Diary: 2024-03-18

 

Work was terrible today. Actually, the work itself was fine. I was thankful that I didn't have any presentations today. What was terrible was my mood. I just cannot get over the fact that Lee is married. Why didn't I see the signs? Why did I trust him so much?  But the fact that he is married isn't even what bothers me the most. What really upsets me is that I am the "Other Woman." I don't know what to do about that. What to do about Lee is first, I will no longer date him. But what do I do about her. Do I tell her? Do I say nothing and let her go on thinking she is dating a loyal man? I just don't know.
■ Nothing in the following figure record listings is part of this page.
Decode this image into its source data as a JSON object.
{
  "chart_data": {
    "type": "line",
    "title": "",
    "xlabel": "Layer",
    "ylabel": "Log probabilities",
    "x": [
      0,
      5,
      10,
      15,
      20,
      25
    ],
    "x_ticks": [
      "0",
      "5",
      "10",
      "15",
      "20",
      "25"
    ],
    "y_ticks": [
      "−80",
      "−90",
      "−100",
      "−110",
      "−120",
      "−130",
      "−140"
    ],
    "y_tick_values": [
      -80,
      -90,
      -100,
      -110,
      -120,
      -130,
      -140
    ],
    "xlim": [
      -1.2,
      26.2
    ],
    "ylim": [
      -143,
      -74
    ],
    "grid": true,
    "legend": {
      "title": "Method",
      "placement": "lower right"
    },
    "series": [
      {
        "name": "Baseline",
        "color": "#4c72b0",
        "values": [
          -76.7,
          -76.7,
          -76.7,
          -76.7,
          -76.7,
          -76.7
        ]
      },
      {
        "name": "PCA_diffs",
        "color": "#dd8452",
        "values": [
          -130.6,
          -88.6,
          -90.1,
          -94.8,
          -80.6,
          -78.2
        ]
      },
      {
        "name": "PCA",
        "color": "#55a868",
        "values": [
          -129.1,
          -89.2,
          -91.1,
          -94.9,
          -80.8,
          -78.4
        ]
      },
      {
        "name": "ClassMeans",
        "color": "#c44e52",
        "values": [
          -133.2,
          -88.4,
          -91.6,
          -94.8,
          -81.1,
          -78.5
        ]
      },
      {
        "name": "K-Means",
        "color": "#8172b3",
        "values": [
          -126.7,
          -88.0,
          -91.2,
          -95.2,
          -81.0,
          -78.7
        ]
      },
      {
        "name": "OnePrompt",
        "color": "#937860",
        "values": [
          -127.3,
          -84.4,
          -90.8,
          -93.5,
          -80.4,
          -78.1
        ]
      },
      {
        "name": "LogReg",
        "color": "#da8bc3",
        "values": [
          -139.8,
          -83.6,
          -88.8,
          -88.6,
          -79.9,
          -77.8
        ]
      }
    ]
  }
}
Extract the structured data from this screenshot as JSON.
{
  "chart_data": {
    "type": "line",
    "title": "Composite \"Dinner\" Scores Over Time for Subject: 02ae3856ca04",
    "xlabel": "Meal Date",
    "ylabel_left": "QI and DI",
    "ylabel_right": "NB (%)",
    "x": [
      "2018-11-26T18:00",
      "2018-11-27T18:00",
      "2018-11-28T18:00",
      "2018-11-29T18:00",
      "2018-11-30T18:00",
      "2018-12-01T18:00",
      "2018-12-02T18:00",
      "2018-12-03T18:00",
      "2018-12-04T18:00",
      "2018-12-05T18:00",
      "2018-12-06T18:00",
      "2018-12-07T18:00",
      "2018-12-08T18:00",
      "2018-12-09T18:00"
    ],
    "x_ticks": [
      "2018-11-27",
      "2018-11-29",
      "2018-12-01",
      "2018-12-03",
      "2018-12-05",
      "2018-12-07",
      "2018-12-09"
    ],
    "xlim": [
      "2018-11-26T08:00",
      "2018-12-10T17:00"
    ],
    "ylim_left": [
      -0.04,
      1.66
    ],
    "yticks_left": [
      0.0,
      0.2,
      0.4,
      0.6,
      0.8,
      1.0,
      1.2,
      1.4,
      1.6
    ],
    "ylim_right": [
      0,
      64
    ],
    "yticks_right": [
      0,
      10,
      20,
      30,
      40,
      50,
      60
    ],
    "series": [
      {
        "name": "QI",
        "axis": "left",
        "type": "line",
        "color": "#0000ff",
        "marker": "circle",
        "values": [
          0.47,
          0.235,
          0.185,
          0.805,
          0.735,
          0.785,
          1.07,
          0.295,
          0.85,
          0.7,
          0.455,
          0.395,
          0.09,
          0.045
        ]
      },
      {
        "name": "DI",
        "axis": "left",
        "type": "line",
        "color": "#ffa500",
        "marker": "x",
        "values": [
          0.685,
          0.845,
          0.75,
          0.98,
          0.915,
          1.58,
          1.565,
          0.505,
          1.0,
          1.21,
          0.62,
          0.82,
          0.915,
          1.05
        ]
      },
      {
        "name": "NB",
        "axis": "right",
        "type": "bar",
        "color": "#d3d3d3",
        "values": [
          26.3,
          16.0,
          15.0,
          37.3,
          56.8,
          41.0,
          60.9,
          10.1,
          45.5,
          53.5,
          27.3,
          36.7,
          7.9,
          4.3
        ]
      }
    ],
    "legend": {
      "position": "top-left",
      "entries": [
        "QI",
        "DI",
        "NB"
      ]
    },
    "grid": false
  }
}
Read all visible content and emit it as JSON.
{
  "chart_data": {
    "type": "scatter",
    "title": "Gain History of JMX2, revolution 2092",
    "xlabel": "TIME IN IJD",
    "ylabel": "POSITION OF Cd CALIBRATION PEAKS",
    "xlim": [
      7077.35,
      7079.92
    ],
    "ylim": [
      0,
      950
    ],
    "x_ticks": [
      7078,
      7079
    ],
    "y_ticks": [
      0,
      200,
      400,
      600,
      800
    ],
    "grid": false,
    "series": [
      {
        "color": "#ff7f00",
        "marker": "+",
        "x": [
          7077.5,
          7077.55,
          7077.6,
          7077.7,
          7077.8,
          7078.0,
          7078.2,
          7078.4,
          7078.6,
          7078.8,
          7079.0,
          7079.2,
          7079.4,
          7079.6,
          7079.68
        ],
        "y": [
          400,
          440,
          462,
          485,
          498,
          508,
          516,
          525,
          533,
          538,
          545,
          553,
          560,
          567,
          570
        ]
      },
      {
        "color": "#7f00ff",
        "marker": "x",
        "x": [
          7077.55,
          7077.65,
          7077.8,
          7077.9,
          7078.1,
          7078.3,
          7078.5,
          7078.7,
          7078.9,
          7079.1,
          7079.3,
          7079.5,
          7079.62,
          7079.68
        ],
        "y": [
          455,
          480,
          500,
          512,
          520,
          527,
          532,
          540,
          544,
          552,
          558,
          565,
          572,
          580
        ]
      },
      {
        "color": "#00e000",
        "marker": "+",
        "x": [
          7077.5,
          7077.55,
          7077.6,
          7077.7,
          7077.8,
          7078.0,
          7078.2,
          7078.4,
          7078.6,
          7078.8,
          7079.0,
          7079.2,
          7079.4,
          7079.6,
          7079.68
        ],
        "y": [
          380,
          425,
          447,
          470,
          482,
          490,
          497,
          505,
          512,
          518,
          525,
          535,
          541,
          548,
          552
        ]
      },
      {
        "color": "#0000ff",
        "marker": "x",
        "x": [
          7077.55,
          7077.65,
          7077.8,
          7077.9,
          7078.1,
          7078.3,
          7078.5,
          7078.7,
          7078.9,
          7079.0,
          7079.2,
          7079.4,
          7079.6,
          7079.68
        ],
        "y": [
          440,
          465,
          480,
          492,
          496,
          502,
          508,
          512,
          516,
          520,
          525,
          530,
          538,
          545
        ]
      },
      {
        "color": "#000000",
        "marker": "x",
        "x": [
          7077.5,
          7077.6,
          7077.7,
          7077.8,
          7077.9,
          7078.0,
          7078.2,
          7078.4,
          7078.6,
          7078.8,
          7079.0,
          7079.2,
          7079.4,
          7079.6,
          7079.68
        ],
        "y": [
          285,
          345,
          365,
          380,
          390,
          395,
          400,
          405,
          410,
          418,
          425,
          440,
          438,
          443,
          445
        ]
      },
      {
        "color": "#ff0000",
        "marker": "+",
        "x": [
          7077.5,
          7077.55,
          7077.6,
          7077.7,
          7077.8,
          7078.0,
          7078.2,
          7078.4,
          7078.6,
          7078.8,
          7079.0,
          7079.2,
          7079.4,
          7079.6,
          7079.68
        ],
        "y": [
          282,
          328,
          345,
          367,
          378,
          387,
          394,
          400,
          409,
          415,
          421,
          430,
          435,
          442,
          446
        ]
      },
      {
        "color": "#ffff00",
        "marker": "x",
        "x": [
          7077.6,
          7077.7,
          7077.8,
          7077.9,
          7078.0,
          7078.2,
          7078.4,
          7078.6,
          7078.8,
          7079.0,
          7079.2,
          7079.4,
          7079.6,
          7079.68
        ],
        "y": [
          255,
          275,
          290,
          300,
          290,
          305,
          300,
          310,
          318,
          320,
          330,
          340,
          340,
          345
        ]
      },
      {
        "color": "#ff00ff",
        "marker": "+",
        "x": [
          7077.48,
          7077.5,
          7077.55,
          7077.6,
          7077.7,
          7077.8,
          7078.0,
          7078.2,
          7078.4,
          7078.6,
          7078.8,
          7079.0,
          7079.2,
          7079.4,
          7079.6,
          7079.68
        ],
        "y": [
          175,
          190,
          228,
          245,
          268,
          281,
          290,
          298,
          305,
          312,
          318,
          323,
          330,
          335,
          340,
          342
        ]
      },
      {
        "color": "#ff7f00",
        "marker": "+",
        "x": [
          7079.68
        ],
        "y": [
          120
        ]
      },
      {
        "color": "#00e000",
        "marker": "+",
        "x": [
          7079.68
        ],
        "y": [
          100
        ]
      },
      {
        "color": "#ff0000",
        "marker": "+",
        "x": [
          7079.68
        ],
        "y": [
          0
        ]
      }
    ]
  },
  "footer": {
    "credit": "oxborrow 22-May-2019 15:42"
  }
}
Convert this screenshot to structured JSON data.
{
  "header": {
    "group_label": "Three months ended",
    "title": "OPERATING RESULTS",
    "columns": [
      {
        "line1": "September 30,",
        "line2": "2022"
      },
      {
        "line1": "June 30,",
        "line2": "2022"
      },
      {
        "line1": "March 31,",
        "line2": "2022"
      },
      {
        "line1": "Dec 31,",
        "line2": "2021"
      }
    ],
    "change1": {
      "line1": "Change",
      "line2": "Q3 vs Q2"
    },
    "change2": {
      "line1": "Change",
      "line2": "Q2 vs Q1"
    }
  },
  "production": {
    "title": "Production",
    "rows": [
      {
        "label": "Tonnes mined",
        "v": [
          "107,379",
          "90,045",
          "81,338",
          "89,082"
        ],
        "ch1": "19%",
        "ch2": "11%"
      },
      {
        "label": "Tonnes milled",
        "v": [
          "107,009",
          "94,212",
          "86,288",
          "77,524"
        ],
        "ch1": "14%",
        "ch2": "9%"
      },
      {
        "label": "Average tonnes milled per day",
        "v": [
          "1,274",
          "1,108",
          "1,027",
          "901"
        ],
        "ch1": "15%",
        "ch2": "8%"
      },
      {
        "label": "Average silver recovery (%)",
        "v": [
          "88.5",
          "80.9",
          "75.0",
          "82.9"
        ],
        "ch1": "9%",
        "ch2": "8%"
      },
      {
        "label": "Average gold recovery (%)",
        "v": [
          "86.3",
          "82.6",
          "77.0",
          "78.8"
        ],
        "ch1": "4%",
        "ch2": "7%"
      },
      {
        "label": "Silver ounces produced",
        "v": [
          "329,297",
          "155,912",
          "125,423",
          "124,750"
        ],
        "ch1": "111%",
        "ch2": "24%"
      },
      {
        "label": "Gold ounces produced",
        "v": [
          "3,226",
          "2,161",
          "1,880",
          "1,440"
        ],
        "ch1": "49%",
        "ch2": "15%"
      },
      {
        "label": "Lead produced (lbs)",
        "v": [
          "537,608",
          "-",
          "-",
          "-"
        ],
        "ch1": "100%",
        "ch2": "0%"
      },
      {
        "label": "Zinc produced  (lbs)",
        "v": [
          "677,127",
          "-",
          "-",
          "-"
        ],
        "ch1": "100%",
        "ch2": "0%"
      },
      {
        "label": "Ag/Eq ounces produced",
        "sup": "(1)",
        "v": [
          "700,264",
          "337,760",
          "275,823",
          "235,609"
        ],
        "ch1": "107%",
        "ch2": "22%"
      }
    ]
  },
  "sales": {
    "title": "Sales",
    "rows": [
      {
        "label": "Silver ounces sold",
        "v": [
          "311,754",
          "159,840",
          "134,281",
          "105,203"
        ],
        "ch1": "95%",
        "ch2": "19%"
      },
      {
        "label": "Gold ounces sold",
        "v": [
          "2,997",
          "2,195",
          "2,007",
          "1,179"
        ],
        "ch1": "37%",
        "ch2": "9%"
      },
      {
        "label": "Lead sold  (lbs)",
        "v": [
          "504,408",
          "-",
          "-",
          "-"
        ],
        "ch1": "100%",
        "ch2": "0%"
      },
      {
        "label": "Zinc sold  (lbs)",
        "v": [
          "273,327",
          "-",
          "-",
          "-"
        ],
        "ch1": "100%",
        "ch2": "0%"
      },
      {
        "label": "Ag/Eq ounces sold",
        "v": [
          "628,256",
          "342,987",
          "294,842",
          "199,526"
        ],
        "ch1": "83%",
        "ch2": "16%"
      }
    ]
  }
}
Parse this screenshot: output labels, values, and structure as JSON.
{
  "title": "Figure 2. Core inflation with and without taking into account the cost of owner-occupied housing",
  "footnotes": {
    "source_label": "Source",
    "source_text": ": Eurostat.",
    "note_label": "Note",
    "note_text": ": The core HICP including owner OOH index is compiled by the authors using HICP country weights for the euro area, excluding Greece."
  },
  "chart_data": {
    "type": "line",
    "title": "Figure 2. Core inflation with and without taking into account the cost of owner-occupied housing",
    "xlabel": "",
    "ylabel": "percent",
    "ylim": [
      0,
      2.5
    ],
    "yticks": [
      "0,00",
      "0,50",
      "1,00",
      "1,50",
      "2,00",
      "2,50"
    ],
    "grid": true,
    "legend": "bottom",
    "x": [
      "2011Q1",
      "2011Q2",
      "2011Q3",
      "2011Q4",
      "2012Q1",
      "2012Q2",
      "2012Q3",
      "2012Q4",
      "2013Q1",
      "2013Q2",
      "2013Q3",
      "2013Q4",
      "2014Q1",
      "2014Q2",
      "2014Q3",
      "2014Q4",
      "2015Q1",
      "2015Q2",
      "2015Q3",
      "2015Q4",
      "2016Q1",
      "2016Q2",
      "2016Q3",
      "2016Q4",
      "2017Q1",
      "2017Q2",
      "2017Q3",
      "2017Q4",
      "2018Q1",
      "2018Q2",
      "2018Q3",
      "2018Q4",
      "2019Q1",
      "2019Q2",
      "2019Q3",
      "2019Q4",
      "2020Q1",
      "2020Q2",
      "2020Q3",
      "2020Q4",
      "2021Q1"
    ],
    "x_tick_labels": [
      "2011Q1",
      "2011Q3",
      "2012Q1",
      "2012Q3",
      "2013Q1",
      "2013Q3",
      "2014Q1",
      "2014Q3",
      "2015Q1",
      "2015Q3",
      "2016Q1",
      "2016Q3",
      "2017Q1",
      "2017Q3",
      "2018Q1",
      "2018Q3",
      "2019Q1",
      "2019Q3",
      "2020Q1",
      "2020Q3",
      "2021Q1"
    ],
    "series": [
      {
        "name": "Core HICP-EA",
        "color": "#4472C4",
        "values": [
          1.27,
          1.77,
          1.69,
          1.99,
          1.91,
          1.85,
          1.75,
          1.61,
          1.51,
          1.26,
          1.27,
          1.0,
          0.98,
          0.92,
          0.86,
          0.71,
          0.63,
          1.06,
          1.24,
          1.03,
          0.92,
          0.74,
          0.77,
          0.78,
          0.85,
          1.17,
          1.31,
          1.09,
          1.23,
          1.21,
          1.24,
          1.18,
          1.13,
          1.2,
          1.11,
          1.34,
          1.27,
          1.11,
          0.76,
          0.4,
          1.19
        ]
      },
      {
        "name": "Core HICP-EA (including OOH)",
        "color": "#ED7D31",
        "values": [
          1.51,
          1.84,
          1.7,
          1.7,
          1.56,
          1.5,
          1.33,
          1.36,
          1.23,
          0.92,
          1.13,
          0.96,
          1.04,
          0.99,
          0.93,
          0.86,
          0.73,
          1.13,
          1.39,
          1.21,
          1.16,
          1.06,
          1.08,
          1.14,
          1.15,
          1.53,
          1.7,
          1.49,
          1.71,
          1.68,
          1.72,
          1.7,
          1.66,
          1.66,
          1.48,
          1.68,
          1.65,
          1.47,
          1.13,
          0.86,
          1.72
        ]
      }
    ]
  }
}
I got to the office and sat at my desk, thinking I would try to focus on work. However, when I looked at the clock, I realized it was lunch and I had not gotten anything done. I guess I did not have a very good poker face on today as more than one person asked me if I was okay. I told them I was as I didn't want them to know about how stupid and gullible I am. I just told them I was a personal thing and that I would be okay. And I will be okay, but this sure sucks. It did make me feel better that I have friends at the office that noticed me being down and asked if I was okay. 


When I got home, I was so down that I didn't feel like doing anything. Instead, I grabbed a bag of Cheetos, a glass of wine, and went to bed. I did turn on the TV, but I don't remember what I watched. Whatever it was, it worked as it did, for a short while, help take my mind off the whole affair. Hopefully, tomorrow will be better. 

Oh and note to self, do not eat Cheetos in bed. Now I am going to have to wash the sheet tomorrow.